決算書を事前にしっかりと読み込み、会社の強みと弱みを深く理解する。そして数字の裏にあるストーリーや未来の計画を、自信を持って語る準備を整える。この事前準備こそが、融資成功への最も確実な一歩となります。決算書を単なる「提出書類」から、あなたの会社の「未来を語る最高のツール」へと変えていきましょう!
4.まとめ
「なぜ、あの会社は融資が通ったのに、うちの会社は駄目だったんだろう?」
この記事を読んで、そんな疑問が解消されたのではないでしょうか。融資の成功には、決算書の数字を正しく理解し、銀行員に会社の「健全性」と「将来性」を的確に伝えることが不可欠です。金融機関は、決算書の3つの書類(損益計算書、貸借対照表、キャッシュフロー計算書)から、会社の「収益性」「安全性」「資金繰り」を多角的に評価します。特に重要なのが、本業で安定してお金を生み出せているかを示す「資金繰り」です。
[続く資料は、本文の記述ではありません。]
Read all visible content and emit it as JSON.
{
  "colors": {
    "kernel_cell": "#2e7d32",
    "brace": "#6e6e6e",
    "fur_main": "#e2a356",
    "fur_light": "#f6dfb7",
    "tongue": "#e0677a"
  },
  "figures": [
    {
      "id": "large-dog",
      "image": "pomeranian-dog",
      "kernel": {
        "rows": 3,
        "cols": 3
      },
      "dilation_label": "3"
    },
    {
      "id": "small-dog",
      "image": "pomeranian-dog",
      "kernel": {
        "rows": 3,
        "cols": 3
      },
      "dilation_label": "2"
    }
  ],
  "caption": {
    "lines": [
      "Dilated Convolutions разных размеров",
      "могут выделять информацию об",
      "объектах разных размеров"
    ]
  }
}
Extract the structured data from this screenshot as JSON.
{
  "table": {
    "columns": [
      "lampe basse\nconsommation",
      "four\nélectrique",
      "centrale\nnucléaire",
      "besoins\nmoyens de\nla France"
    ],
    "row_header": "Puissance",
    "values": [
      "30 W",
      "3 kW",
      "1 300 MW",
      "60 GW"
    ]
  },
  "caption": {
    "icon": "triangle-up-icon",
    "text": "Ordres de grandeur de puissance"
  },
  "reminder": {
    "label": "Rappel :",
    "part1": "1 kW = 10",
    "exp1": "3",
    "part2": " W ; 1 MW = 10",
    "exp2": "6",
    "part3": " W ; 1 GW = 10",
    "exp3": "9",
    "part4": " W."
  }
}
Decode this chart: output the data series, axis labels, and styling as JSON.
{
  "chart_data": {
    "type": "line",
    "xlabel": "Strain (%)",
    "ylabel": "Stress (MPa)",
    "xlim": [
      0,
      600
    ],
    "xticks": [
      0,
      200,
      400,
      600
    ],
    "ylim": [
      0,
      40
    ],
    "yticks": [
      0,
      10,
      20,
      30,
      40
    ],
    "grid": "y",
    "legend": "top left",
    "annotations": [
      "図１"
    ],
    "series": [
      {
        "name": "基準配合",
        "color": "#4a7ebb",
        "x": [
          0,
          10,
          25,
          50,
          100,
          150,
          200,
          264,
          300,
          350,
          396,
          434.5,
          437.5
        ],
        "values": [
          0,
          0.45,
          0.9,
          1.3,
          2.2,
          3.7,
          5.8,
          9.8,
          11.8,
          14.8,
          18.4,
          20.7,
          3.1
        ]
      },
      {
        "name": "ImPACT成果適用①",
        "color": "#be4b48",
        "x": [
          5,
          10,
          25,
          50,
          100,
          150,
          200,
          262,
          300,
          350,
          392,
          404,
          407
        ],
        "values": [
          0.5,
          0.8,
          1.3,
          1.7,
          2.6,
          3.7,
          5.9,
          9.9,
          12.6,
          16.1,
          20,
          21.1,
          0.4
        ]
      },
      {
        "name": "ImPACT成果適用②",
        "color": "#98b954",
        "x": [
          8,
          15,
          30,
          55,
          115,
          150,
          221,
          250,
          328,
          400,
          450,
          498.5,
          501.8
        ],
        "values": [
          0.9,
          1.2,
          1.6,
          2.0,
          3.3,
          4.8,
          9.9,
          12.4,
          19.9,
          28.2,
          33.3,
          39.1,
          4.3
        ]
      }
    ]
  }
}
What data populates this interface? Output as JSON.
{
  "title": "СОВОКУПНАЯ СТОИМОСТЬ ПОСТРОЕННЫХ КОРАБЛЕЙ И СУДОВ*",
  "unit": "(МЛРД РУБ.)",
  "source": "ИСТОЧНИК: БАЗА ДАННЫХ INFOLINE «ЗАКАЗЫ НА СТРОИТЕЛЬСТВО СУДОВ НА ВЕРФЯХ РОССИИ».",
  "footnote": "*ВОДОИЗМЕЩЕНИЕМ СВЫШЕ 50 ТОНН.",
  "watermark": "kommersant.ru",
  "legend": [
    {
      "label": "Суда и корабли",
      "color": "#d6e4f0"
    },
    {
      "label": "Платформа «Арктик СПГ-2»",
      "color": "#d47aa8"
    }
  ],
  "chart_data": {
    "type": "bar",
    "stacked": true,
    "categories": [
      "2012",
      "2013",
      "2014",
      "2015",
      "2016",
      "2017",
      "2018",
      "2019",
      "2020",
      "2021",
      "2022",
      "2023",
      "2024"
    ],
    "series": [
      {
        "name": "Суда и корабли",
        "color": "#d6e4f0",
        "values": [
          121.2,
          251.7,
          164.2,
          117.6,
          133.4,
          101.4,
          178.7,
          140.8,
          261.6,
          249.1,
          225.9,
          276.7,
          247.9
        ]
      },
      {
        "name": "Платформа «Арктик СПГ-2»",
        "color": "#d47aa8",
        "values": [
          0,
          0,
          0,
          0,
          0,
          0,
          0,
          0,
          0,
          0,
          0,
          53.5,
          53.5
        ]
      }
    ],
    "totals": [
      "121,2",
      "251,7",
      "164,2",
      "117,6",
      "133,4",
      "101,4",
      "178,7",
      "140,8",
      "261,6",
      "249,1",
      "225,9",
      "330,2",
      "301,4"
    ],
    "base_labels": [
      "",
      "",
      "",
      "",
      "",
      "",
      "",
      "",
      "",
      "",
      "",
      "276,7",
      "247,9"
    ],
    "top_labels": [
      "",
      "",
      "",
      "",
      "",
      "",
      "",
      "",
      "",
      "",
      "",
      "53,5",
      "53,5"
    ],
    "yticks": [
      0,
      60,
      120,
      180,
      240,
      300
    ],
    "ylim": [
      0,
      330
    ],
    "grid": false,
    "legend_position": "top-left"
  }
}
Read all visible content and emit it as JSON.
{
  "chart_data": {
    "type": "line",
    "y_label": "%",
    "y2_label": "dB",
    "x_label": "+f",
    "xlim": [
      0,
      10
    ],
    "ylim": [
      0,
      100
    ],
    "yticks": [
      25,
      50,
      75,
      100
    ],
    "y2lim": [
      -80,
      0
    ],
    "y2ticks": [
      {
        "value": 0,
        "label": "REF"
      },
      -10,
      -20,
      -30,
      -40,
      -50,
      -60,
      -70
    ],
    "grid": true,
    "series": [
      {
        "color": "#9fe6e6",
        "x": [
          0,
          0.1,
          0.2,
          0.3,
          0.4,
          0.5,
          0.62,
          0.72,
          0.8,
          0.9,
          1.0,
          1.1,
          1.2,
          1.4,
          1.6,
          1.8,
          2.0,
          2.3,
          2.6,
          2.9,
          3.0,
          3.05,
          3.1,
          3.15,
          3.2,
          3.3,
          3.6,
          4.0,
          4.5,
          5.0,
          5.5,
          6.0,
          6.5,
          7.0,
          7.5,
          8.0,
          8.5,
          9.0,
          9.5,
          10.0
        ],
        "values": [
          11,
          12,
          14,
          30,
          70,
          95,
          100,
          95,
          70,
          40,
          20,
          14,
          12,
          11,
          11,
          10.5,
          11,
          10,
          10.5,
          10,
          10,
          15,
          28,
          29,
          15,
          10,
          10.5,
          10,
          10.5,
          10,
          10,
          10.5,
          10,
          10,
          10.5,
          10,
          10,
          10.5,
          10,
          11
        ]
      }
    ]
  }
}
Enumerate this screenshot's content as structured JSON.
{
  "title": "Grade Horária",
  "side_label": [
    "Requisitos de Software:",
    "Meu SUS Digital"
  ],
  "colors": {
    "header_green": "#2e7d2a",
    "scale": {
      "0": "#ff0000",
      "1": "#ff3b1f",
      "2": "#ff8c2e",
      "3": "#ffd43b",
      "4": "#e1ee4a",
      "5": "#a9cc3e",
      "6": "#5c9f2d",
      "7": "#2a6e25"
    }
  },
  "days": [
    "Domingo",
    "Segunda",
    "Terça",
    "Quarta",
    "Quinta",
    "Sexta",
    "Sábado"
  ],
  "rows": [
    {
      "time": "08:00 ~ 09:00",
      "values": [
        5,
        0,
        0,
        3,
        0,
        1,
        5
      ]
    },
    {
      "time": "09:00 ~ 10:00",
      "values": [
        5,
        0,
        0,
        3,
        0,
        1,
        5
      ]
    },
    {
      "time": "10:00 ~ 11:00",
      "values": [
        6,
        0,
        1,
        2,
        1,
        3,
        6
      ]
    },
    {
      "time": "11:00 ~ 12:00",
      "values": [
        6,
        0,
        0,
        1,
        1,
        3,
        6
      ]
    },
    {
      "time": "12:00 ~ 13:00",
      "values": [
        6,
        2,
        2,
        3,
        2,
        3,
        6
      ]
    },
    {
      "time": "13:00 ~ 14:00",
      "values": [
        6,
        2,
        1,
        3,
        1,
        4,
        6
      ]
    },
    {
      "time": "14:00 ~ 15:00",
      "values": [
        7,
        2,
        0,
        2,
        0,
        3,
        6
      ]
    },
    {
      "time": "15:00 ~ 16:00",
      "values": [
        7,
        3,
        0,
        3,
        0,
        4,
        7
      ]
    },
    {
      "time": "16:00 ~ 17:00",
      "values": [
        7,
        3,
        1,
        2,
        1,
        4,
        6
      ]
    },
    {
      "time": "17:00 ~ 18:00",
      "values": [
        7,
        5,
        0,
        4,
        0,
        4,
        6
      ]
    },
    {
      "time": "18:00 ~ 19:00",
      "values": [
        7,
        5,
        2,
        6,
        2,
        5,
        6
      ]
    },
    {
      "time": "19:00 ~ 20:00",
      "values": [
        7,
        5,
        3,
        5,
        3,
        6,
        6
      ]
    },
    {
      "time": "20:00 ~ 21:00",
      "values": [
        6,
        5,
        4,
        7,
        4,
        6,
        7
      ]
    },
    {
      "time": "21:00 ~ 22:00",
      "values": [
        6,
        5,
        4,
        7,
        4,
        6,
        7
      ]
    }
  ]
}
利益が出ていても、手元に現金がなければ黒字倒産のリスクがあると判断されるため、キャッシュの流れを健全に保つことが非常に重要です。しかし、決算書はあくまで過去の姿を映し出す鏡に過ぎません。融資成功の鍵は、その鏡に映し出された現状を冷静に分析し「なぜそうなったのか」を自分の言葉で説明すること。そして「今後どう成長していくのか」を具体的な事業計画として提示することにあります。事前準備を徹底し、決算書の数字が持つ意味を深く理解する。そして、経営者自身の熱意と誠実さを伝える。これこそが決算書をただの書類から「会社の未来を語る最高のツール」へと変え、融資成功という未来を引き寄せる最も確実な方法です。